Bits of it keep turning up. Gildor and the other elves appear on p. 78 singing a ‘hymn’ to Elbereth which ends ‘We still remember, we who dwell / In this far land beneath the trees, / Thy starlight on the Western Seas.’ The implication is that the elves are exiles, themselves living in shadow though not in Mordor, looking up to a starlight from which they are now excluded. Bombadil evokes the same image of loss when he says sixty pages later ‘Few now remember them, yet still some go wandering, sons of forgotten kings walking in loneliness, guarding from evil things folk that are heedless’, and his words stir in the hobbits ‘a vision as it were of a great expanse of years behind them, like a vast shadowy plain over which there strode shapes of Men, tall and grim with bright swords, and last came one with a star on his brow’. We realise eventually that this last is Strider, or rather Elessar ‘the Elfstone’; but Bombadil’s words just before are paralleled by Bilbo’s gnomic and descriptive rhyme, heard before anything of Strider’s lineage is revealed:
All that is gold does not glitter,
Not all those who wander are lost …
The echoes run off in many directions, but through them run the words ‘remember’, ‘wander’, ‘dwell’, most of all ‘star’ and ‘shadow’. From all these references, together with others like Aragorn’s song of Beren and Tinúviel with its heavy but elusive use of ‘stars in shadow’, ‘trembling starlight’, ‘shadowy hair’, one could further construct a kind of repeated pattern, allegedly historical, in which stars and shadows are always at strife, the latter nearer and more powerful, the former persisting in memory and in resistance.11 Probably no reader actually does this, but all readers nevertheless perceive something, to be confirmed, reinforced, but not supplanted later on by fuller accounts from Gandalf and Elrond, from Galadriel’s song on pp. 368–9, from the Appendices, eventually from The Silmarillion and the many versions of the latter in ‘The History of Middle-earth’. Few readers also can fail to have resonances struck from their own familiar myths: the ‘sons of Martha’ story, maybe, in the grim unthanked indispensable Rangers, the Harrowing of Hell in Bilbo’s ‘A light from the shadows shall spring’, Icarus or Prometheus or Balder Dead in the fall of Gil-galad. All these remain unfocused but not unfelt. Without extensive explanations they set the characters in a moral world as well as a geographical one, both of them like but not the same as our own.

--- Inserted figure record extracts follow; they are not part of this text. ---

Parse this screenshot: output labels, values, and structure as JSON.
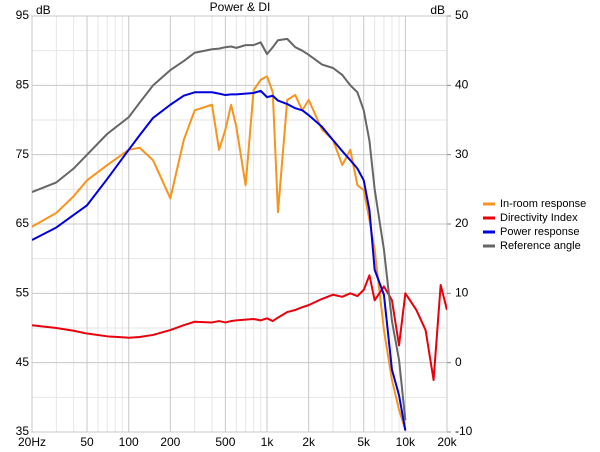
{
  "chart_data": {
    "type": "line",
    "title": "Power & DI",
    "y_label": "dB",
    "y2_label": "dB",
    "log_x": true,
    "grid": true,
    "legend_position": "right",
    "x": [
      20,
      30,
      40,
      50,
      70,
      100,
      120,
      150,
      200,
      250,
      300,
      400,
      450,
      500,
      550,
      600,
      700,
      800,
      900,
      1000,
      1100,
      1200,
      1400,
      1600,
      1800,
      2000,
      2500,
      3000,
      3500,
      4000,
      4500,
      5000,
      5500,
      6000,
      7000,
      8000,
      9000,
      10000,
      12000,
      14000,
      16000,
      18000,
      20000
    ],
    "xlim": [
      20,
      20000
    ],
    "xticks": [
      {
        "value": 20,
        "label": "20Hz"
      },
      50,
      100,
      200,
      500,
      {
        "value": 1000,
        "label": "1k"
      },
      {
        "value": 2000,
        "label": "2k"
      },
      {
        "value": 5000,
        "label": "5k"
      },
      {
        "value": 10000,
        "label": "10k"
      },
      {
        "value": 20000,
        "label": "20k"
      }
    ],
    "x_minor_ticks": [
      30,
      40,
      60,
      70,
      80,
      90,
      300,
      400,
      600,
      700,
      800,
      900,
      3000,
      4000,
      6000,
      7000,
      8000,
      9000
    ],
    "ylim": [
      35,
      95
    ],
    "yticks": [
      35,
      45,
      55,
      65,
      75,
      85,
      95
    ],
    "y_minor_ticks": [
      40,
      50,
      60,
      70,
      80,
      90
    ],
    "y2lim": [
      -10,
      50
    ],
    "y2ticks": [
      -10,
      0,
      10,
      20,
      30,
      40,
      50
    ],
    "series": [
      {
        "name": "In-room response",
        "color": "#f7941d",
        "values": [
          64.6,
          66.6,
          69,
          71.3,
          73.5,
          75.7,
          76,
          74.2,
          68.7,
          77.1,
          81.4,
          82.2,
          75.7,
          78.6,
          82.2,
          79,
          70.6,
          84.3,
          85.8,
          86.3,
          84,
          66.7,
          82.9,
          83.6,
          81.4,
          82.9,
          78.6,
          77.1,
          73.5,
          75.7,
          70.6,
          69.9,
          65.6,
          61.3,
          49.7,
          42.5,
          38.2,
          35.3,
          null,
          null,
          null,
          null,
          null
        ]
      },
      {
        "name": "Directivity Index",
        "color": "#e8000b",
        "axis": "y2",
        "values": [
          5.4,
          5,
          4.6,
          4.2,
          3.8,
          3.6,
          3.7,
          4,
          4.7,
          5.4,
          5.9,
          5.8,
          6,
          5.8,
          6,
          6.1,
          6.2,
          6.3,
          6.1,
          6.4,
          6,
          6.5,
          7.3,
          7.6,
          8,
          8.3,
          9.2,
          9.8,
          9.5,
          10,
          9.6,
          10.5,
          12.6,
          9,
          11,
          9,
          2.5,
          10,
          7.6,
          4.7,
          -2.5,
          11.2,
          7.6
        ]
      },
      {
        "name": "Power response",
        "color": "#0000dd",
        "values": [
          62.7,
          64.5,
          66.3,
          67.7,
          71.5,
          75.7,
          77.8,
          80.3,
          82.2,
          83.5,
          84,
          84,
          83.8,
          83.6,
          83.7,
          83.7,
          83.8,
          83.9,
          84.2,
          83.3,
          83.5,
          82.8,
          82.3,
          81.7,
          81.4,
          80.7,
          79,
          77.1,
          75.5,
          74.2,
          73,
          71.3,
          67,
          58.4,
          54.8,
          44,
          40.3,
          35.2,
          null,
          null,
          null,
          null,
          null
        ]
      },
      {
        "name": "Reference angle",
        "color": "#666666",
        "values": [
          69.6,
          71,
          73,
          75,
          78,
          80.4,
          82.5,
          85,
          87.2,
          88.5,
          89.7,
          90.2,
          90.3,
          90.5,
          90.6,
          90.4,
          90.8,
          90.8,
          91.2,
          89.5,
          90.5,
          91.5,
          91.7,
          90.5,
          90,
          89.4,
          88,
          87.5,
          86.5,
          85,
          84,
          81.4,
          77,
          70,
          61.3,
          51,
          45.4,
          36.7,
          null,
          null,
          null,
          null,
          null
        ]
      }
    ]
  }
}
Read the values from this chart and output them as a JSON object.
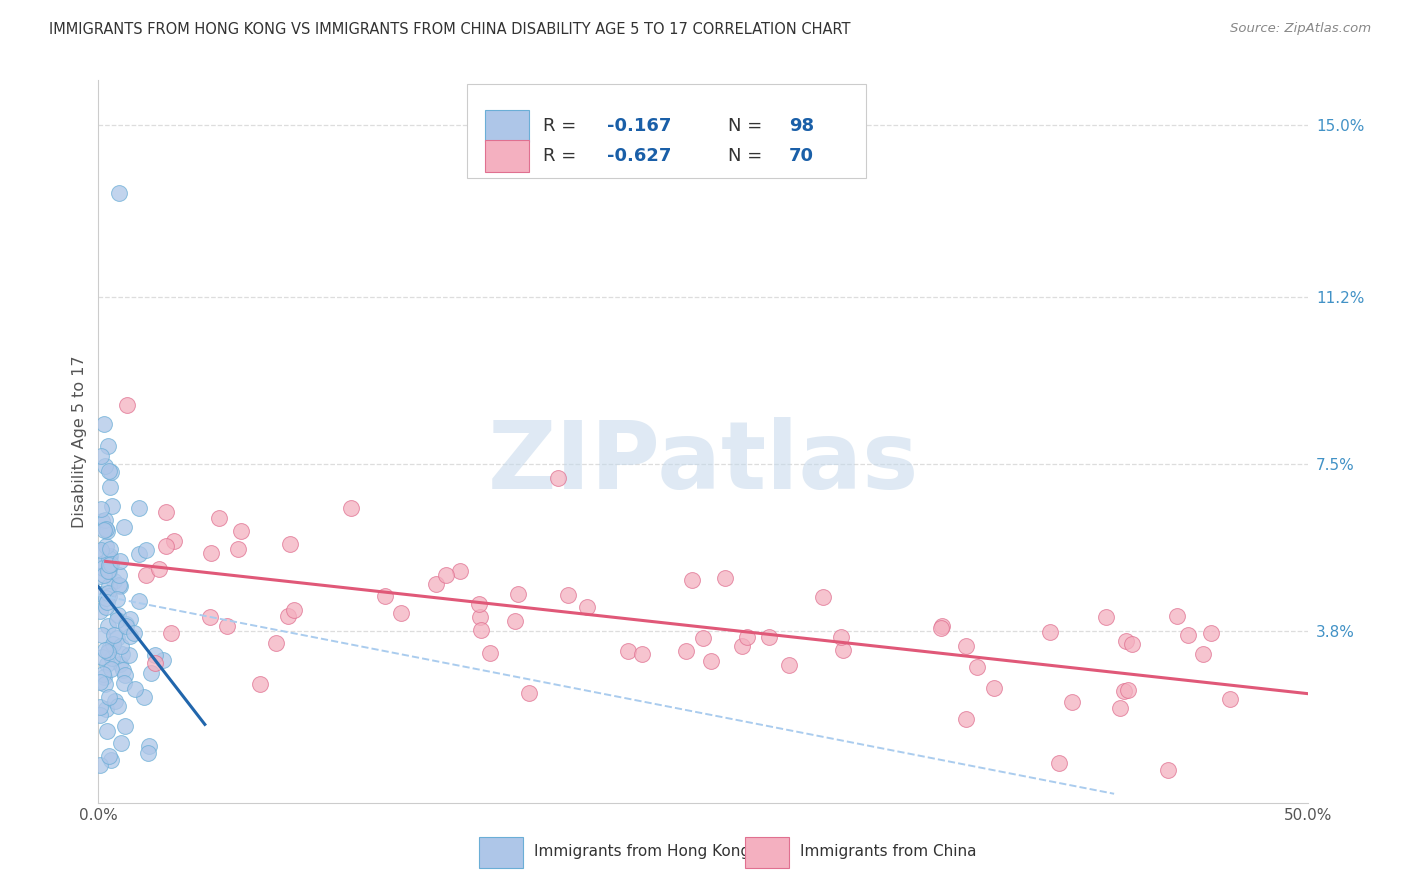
{
  "title": "IMMIGRANTS FROM HONG KONG VS IMMIGRANTS FROM CHINA DISABILITY AGE 5 TO 17 CORRELATION CHART",
  "source": "Source: ZipAtlas.com",
  "ylabel": "Disability Age 5 to 17",
  "xlim": [
    0.0,
    0.5
  ],
  "ylim": [
    0.0,
    0.16
  ],
  "xtick_labels": [
    "0.0%",
    "",
    "",
    "",
    "50.0%"
  ],
  "xtick_vals": [
    0.0,
    0.125,
    0.25,
    0.375,
    0.5
  ],
  "right_ytick_labels": [
    "3.8%",
    "7.5%",
    "11.2%",
    "15.0%"
  ],
  "right_ytick_vals": [
    0.038,
    0.075,
    0.112,
    0.15
  ],
  "hk_color_fill": "#aec6e8",
  "hk_color_edge": "#6baed6",
  "china_color_fill": "#f4b0c0",
  "china_color_edge": "#e07090",
  "line_hk_color": "#2166ac",
  "line_china_color": "#e05878",
  "line_dash_color": "#aaccee",
  "watermark_text": "ZIPatlas",
  "watermark_color": "#c5d8eb",
  "legend_R1": "-0.167",
  "legend_N1": "98",
  "legend_R2": "-0.627",
  "legend_N2": "70",
  "legend_color_text": "#1a5fa8",
  "legend_box_color": "#cccccc",
  "title_color": "#333333",
  "source_color": "#888888",
  "ytick_color": "#4292c6",
  "xtick_color": "#555555",
  "ylabel_color": "#555555",
  "grid_color": "#dddddd",
  "bottom_label1": "Immigrants from Hong Kong",
  "bottom_label2": "Immigrants from China"
}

‘Gil-galad’, then, has a function rather analogous to ‘Nobottle’. Both offer the as
surance that there is more to Middle-earth than can immediately be communicated. Among the many differences between the two names, though, is the fact that ‘Gil-galad’ is clearly something from an unfamiliar language; the effect of languages in Tolkien’s world, as might be expected, is as great as those of maps or of myths. As might also be expected, Tolkien used them in an extremely peculiar, idiosyncratic and daring way, which takes no account at all of predictable reader-reaction. The ‘myth of stars and shadows’, for instance, is repeated in entirely characteristic style in a song sung in Rivendell (p. 231): ‘O Elbereth who lit the stars … I will sing to you after having looked into far lands from here in tree-tangled Middle-earth …’ However no reader of The Lord of the Rings can actually know that, since it is sung in the elvish language Sindarin and not offered in translation till p. 72 of The Road Goes Ever On, the song-cycle published in 1968.12 As they stand in The Fellowship of the Ring they are nonsense syllables: A Elbereth Gilthoniel … Na-chaered palan-díriel o galadhremmin ennorath, Fanuilos, le linnathon. What could any reader be expected to make of that?